Internet seems to think the SW support for those is bad, and that strix halo boxes are better ROI.

oofbey 16 hours ago | parent [-]

Meh. DGX is Arm and CUDA. Strix is X86 and ROCm. Cuda has better support than ROCm . And x86 has better support than Arm.

Nowadays I find most things work fine on Arm. Sometimes something needs to be built from source which is genuinely annoying. But moving from CUDA to ROCm is often more like a rewrite than a recompile.

overfeed 14 hours ago | parent | next [-]

> But moving from CUDA to ROCm is often more like a rewrite than a recompile.

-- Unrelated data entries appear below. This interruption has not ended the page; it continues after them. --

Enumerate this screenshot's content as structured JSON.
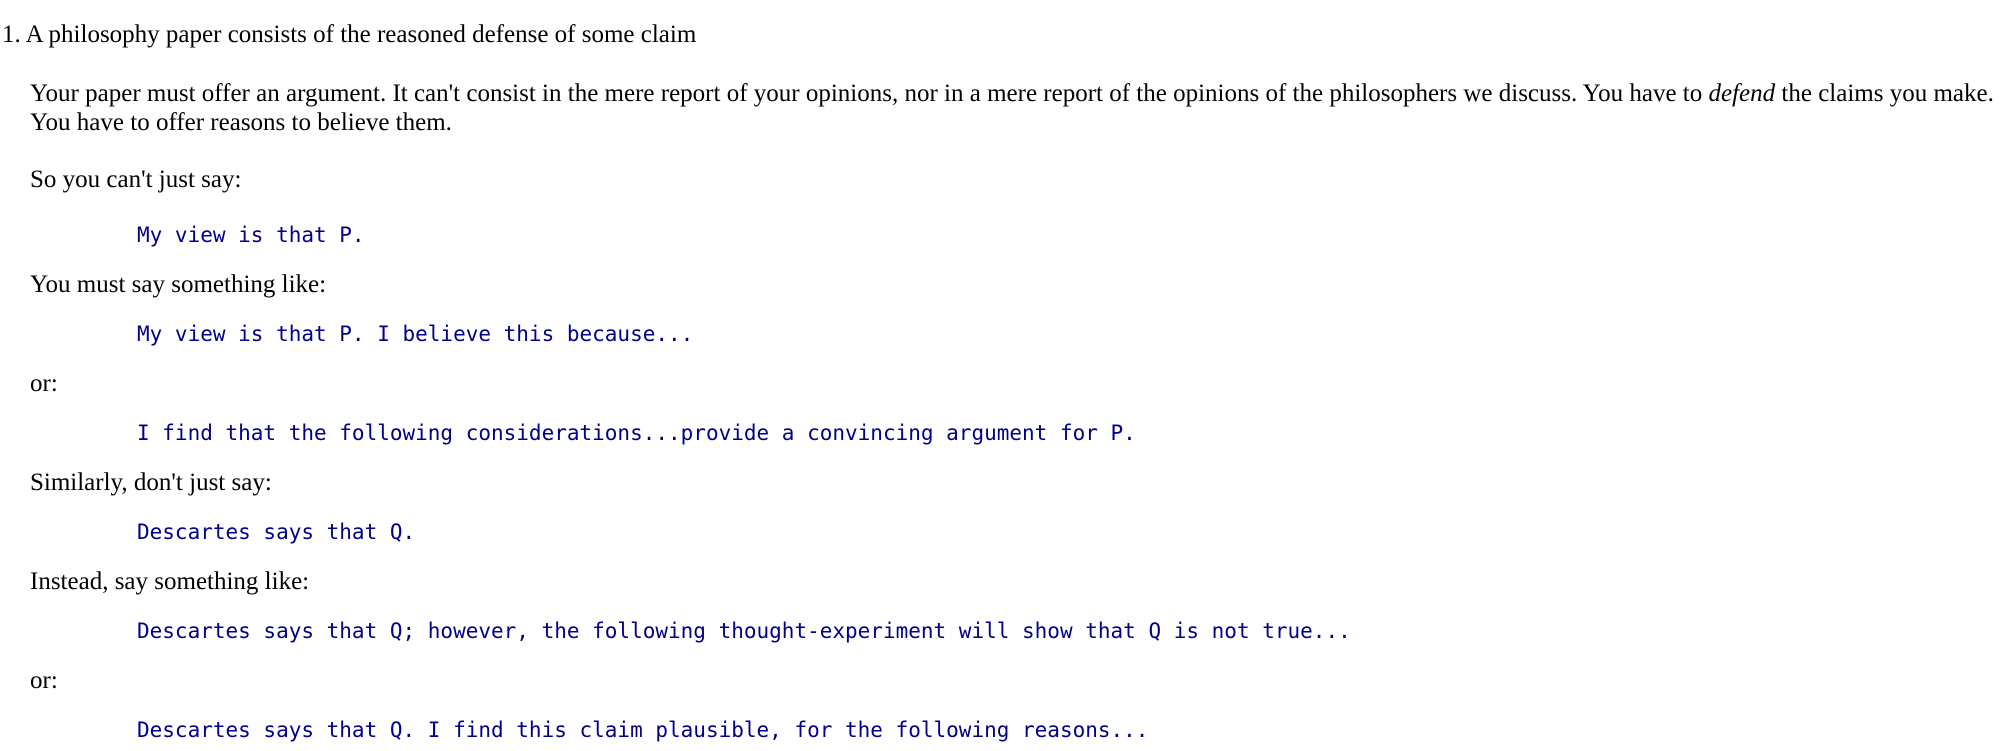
{
  "item": {
    "number": "1.",
    "title": "A philosophy paper consists of the reasoned defense of some claim"
  },
  "intro": {
    "part1": "Your paper must offer an argument. It can't consist in the mere report of your opinions, nor in a mere report of the opinions of the philosophers we discuss. You have to ",
    "emphasis": "defend",
    "part2": " the claims you make. You have to offer reasons to believe them."
  },
  "lines": {
    "cant_say": "So you can't just say:",
    "example1": "My view is that P.",
    "must_say": "You must say something like:",
    "example2": "My view is that P. I believe this because...",
    "or1": "or:",
    "example3": "I find that the following considerations...provide a convincing argument for P.",
    "similarly": "Similarly, don't just say:",
    "example4": "Descartes says that Q.",
    "instead": "Instead, say something like:",
    "example5": "Descartes says that Q; however, the following thought-experiment will show that Q is not true...",
    "or2": "or:",
    "example6": "Descartes says that Q. I find this claim plausible, for the following reasons..."
  }
}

Isn't everyone* in this segment just using PyTorch for training, or wrappers like Ollama/vllm/llama.cpp for inference? None have a strict dependency on Cuda. PyTorch's AMD backend is solid (for supported platforms, and Strix Halo is supported).

* enthusiasts whose budget is in the $5k range. If you're vendor-locked to CUDA, Mac Mini and Strix Halo are immediately ruled out.

BobbyJo 16 hours ago | parent | prev [-]

CUDA != Driver support. Driver support seems to be what's spotty with DGX, and iirc Nvidia jas only committed to updates for 2 years or something.

borissk 16 hours ago | parent | prev [-]

Can even network 4 of these together, using a pretty cheap InfiniBand switch. There is a YouTube video of a guy building and benchmarking such setup.

For 5K one can get a desktop PC with RTX 5090, that has 3x more compute, but 4x less VRAM - so depending on the workload may be a better option.

ekropotin 16 hours ago | parent [-]

VRAM vs UM is not exactly apples to apples comparison.